Involvement in disease
Defects in APOA1 are a cause of high density lipoprotein deficiency type 2 (HDLD2) [MIM:604091]; also known as familial hypoalphalipoproteinemia (FHA). Inheritance is autosomal dominant. Defects in APOA1 are a cause of the low HDL levels observed in high density lipoprotein deficiency type 1 (HDLD1) [MIM:205400]; also known as analphalipoproteinemia or Tangier disease (TGD). HDLD1 is a recessive disorder characterized by the absence of plasma HDL, accumulation of cholesteryl esters, premature coronary artery disease, hepatosplenomegaly, recurrent peripheral neuropathy and progressive muscle wasting and weakness.

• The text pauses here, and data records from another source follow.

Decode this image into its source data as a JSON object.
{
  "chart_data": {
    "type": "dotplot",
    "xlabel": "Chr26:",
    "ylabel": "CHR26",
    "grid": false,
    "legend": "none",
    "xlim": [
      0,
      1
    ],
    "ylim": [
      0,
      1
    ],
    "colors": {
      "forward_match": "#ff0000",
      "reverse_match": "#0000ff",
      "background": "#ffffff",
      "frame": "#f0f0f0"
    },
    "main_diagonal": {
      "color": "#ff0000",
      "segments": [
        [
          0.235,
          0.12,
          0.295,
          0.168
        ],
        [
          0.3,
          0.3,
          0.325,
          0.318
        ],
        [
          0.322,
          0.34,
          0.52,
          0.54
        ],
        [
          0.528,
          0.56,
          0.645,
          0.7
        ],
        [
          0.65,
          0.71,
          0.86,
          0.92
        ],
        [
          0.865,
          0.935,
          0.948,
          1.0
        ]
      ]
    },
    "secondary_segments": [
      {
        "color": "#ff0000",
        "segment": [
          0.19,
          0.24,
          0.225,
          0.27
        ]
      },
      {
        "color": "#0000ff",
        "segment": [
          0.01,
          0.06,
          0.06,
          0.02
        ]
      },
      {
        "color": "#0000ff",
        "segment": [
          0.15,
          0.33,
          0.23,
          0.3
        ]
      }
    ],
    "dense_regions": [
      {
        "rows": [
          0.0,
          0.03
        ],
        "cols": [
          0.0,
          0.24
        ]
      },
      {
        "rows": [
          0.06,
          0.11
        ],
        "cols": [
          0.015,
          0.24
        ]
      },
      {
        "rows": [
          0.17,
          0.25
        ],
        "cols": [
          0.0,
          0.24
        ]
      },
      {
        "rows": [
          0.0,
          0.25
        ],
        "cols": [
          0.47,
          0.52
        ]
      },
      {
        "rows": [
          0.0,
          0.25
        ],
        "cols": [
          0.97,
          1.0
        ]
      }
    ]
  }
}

In HDLD1 patients, ApoA-I fails to associate with HDL probably because of the faulty conversion of pro-ApoA-I molecules into mature chains, either due to a defect in the converting enzyme activity or a specific structural defect in Tangier ApoA-I. Defects in APOA1 are the cause of amyloid polyneuropathy-nephropathy Iowa type (AMYLIOWA) [MIM:107680]; also known as amyloidosis van Allen type or familial amyloid polyneuropathy type III. AMYLIOWA is a hereditary generalized amyloidosis due to deposition of amyloid mainly constituted by apolipoprotein A1. The clinical picture is dominated by neuropathy in the early stages of the disease and nephropathy late in the course. Death is due in most cases to renal amyloidosis. Severe peptic ulcer disease can occurr in some and hearing loss is frequent. Cataracts is present in several, but vitreous opacities are not observed. Defects in APOA1 are a cause of amyloidosis type 8 (AMYL8) [MIM:105200]; also known as systemic non-neuropathic amyloidosis or Ostertag-type amyloidosis. AMYL8 is a hereditary generalized amyloidosis due to deposition of apolipoprotein A1, fibrinogen and lysozyme amyloids. Viscera are particularly affected. There is no involvement of the nervous system. Clinical features include renal amyloidosis resulting in nephrotic syndrome, arterial hypertension, hepatosplenomegaly, cholestasis, petechial skin rash.
Belongs to the apolipoprotein A1/A4/E family.
Palmitoylated. Phosphorylation sites are present in the extracelllular medium.